Manage Unified Limits Quotas¶
Note
This section provides deployment information about the quota feature. For end-user information about quotas, including information about the type of quotas available, refer to the user guide.
Since the Nova 28.0.0 (2023.2 Bobcat) release, it is recommended to use Keystone unified limits for Nova quota limits.
For information about legacy quota limits, see the legacy quota documentation.
Quotas¶
To prevent system capacities from being exhausted without notification, you can set up quotas. Quotas are operational limits. The number of servers allowed for each project can be controlled so that cloud resources are optimized, for example. Quotas can be enforced at both the global (default) level and at the project level.
Unified limits¶
Unified limits is a modern quota system in which quota limits are centralized in the Keystone identity service. There are three steps for quota enforcement in this model:
Quota limits are retrieved by calling the Keystone unified limits API
Quota usage is counted from the Placement API service
Quota is enforced locally using the oslo.limit limit enforcement library
In unified limits, the terminology is a bit different from legacy quotas:
A registered limit is a global or default limit that applies to all projects
A limit is a project-scoped limit that applies to a particular project
Cloud operators will need to manage their quota limits in the Keystone service by calling the API directly or by using the OpenStackClient (OSC) registered limit and limit commands.
Roles¶
By default Keystone API policy, a user must have the following roles and scopes in order to perform actions with unified limits.
Action |
Role |
Scope |
---|---|---|
List registered limits |
|
|
Get registered limit |
|
|
Create registered limit |
|
|
Update registered limit |
|
|
Delete registered limit |
|
|
List limits |
|
|
Get limit |
|
|
Create limit |
|
|
Update limit |
|
|
Delete limit |
|
|
Configuration¶
To enable unified limits quotas, some Nova configuration of the nova-api and nova-conductor services is necessary.

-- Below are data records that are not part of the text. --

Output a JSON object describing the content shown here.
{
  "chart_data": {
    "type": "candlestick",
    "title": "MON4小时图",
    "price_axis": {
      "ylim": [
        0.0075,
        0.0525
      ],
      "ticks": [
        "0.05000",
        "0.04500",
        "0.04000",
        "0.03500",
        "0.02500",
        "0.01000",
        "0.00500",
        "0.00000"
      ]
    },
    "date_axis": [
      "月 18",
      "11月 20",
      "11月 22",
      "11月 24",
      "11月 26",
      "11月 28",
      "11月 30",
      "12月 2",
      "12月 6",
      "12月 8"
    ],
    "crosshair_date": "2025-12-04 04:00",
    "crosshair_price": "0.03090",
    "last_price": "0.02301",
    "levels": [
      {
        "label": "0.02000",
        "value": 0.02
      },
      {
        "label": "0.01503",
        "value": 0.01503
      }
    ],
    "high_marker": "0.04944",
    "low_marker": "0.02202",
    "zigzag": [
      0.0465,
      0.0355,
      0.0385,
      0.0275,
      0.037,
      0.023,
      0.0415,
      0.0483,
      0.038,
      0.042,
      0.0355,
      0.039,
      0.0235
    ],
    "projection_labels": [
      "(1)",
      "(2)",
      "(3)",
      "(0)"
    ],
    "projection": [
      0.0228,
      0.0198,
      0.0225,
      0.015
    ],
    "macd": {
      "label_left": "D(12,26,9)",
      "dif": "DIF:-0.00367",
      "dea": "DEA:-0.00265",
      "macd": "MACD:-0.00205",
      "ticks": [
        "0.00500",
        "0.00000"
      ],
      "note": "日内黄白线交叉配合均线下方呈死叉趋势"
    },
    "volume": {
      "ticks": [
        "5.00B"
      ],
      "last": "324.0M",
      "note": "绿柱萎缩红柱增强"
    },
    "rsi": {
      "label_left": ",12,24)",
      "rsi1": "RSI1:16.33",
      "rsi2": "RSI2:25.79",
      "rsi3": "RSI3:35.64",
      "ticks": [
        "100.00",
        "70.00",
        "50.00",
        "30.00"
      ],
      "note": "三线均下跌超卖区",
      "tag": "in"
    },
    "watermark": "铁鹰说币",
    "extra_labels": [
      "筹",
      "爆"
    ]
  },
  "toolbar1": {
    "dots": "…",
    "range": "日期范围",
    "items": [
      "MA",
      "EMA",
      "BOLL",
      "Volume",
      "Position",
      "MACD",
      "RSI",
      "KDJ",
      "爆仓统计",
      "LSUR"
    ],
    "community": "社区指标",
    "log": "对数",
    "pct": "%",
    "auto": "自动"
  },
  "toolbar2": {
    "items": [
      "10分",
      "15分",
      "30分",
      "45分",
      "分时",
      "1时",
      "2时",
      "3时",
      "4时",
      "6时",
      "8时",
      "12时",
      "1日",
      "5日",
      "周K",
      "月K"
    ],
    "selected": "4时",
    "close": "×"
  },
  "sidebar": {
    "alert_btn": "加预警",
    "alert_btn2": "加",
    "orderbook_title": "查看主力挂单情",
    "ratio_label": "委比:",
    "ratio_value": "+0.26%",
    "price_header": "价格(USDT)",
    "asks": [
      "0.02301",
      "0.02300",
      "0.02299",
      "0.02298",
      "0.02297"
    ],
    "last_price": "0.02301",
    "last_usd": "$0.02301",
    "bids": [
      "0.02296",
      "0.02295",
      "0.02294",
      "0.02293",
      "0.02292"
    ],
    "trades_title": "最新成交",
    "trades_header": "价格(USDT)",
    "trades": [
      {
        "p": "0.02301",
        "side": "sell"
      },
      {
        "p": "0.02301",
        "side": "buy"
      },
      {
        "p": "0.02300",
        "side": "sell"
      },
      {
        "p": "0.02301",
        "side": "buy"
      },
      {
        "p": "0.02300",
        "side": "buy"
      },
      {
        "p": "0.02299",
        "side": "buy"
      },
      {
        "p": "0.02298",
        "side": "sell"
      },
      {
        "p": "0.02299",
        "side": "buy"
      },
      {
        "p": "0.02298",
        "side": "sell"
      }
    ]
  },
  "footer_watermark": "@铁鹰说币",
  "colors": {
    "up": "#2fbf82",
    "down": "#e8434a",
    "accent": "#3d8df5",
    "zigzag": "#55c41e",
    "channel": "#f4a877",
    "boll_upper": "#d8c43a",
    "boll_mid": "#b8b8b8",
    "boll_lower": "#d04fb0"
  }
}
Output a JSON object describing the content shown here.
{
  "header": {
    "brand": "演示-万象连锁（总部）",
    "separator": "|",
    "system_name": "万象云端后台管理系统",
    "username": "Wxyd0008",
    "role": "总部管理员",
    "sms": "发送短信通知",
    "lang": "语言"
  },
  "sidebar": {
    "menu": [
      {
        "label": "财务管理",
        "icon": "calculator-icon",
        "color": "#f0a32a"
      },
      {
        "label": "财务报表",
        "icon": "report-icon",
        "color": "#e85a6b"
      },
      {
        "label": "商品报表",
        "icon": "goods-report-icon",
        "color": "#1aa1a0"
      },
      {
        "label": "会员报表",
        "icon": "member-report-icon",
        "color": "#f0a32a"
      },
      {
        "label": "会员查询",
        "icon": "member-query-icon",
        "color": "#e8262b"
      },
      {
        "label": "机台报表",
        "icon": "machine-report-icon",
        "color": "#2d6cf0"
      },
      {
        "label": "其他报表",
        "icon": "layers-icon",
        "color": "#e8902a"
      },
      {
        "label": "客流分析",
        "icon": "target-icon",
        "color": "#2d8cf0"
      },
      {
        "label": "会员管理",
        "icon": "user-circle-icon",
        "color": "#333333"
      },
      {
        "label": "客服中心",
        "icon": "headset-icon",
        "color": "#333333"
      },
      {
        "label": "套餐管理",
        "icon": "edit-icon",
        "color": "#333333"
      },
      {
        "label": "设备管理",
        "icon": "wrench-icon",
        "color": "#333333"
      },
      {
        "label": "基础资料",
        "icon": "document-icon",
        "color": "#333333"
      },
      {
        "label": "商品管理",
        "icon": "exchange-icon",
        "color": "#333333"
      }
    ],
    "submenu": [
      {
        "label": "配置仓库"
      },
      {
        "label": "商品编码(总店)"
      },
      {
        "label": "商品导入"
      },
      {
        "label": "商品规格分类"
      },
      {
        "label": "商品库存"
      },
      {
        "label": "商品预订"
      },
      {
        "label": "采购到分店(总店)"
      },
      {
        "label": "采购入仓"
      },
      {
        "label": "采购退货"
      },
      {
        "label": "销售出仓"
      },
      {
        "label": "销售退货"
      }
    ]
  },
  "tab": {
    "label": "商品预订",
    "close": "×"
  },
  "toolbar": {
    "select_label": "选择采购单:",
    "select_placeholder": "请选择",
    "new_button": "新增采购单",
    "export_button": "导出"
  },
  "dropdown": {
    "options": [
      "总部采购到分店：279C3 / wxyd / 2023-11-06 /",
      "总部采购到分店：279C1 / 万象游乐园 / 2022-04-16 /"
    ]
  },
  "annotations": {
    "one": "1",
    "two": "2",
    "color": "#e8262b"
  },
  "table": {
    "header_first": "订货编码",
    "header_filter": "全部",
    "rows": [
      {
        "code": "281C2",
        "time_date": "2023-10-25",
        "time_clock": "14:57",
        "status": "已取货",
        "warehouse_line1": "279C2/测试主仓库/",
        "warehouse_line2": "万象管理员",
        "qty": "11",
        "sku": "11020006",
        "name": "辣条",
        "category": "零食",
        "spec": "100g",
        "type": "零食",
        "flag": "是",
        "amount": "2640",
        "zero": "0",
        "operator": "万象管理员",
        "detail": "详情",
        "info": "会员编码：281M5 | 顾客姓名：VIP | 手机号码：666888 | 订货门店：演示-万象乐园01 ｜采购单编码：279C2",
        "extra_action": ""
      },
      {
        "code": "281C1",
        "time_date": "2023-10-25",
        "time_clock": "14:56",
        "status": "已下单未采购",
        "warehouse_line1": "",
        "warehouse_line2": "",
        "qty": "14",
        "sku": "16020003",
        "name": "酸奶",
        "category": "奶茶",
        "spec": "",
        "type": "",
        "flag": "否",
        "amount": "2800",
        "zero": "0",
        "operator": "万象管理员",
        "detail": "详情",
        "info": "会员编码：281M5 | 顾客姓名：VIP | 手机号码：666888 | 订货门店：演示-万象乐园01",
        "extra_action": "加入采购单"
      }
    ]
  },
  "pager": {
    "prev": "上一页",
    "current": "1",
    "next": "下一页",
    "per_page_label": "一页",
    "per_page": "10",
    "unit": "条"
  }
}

Set the quota driver to the nova.quota.UnifiedLimitsDriver
:
[quota]
driver = nova.quota.UnifiedLimitsDriver
Add a configuration section for oslo.limit:
[oslo_limit]
username = nova
user_domain_name = $SERVICE_DOMAIN_NAME
auth_url = $KEYSTONE_SERVICE_URI
auth_type = password
password = $SERVICE_PASSWORD
system_scope = all
endpoint_id = $SERVICE_ENDPOINT_ID
Note
The Nova service endpoint ID can be obtained by openstack endpoint
list --service nova -f value -c ID
Ensure that the nova
service user has the reader
role with system
scope:
openstack role add --user nova --user-domain $SERVICE_DOMAIN_NAME \
--system all reader
Setting quota limits on resources¶
Any resource that can be requested in the cloud must have a registered limit set. Quota checks on cloud resources that do not have registered limits will continue to fail until registered limits are set because oslo.limit considers an unregistered resource to have a limit of 0.
Types of quota¶
Unified limit resource names for resources that are tracked as resource
classes in the Placement API service follow the naming pattern of the
class:
prefix followed by the name of the resource class. For example:
class:VCPU, class:PCPU, class:MEMORY_MB, class:DISK_GB, class:VGPU.
Quota Name |
Description |
---|---|
class:VCPU |
Number of shared CPU cores (VCPUs) allowed per project |
class:PCPU |
Number of dedicated CPU cores (PCPUs) allowed per project |
servers |
Number of instances allowed per project |
server_key_pairs |
Number of key pairs allowed per user |
server_metadata_items |
Number of metadata items allowed per instance |
class:MEMORY_MB |
Megabytes of instance ram allowed per project |
server_groups |
Number of server groups per project |
server_group_members |
Number of servers per server group |
class:DISK_GB |
Gigabytes of instance disk allowed per project |
class:$RESOURCE_CLASS |
Any resource class in the Placement API service can have a quota limit specified for it (example: class:VGPU) |
OpenStack CLI commands¶
For full OpenStackClient documentation, see https://docs.openstack.org/python-openstackclient/latest/index.html.
Registered Limits¶
To list default limits for Nova:
openstack registered limit list --service nova
To show details about a default limit:
openstack registered limit show $REGISTERED_LIMIT_ID
To create a default limit:
openstack registered limit create --service nova --default-limit $LIMIT \
$RESOURCE
To update a default limit:
openstack registered limit set --default-limit $LIMIT $REGISTERED_LIMIT_ID
To delete a default limit:
openstack registered limit delete $REGISTERED_LIMIT_ID
Limits¶
To list project limits for Nova:
openstack limit list --service nova
To list limits for a particular project:
openstack limit list --service nova --project $PROJECT_ID
To show details about a project limit:
openstack limit show $LIMIT_ID
To create a project limit:
openstack limit create --service nova --project $PROJECT_ID \
--resource-limit $LIMIT $RESOURCE
To update a project limit:
openstack limit set --resource-limit $LIMIT $LIMIT_ID
To delete a project limit:
openstack limit delete $LIMIT_ID
Quota enforcement¶
When enforcing limits for a given resource and project, the following checks are made in order:
Limits (project-specific)
Depending on the resource, is there a project-specific limit on the resource in Keystone limits? If so, use that as the limit. If not, proceed to check the registered default limit.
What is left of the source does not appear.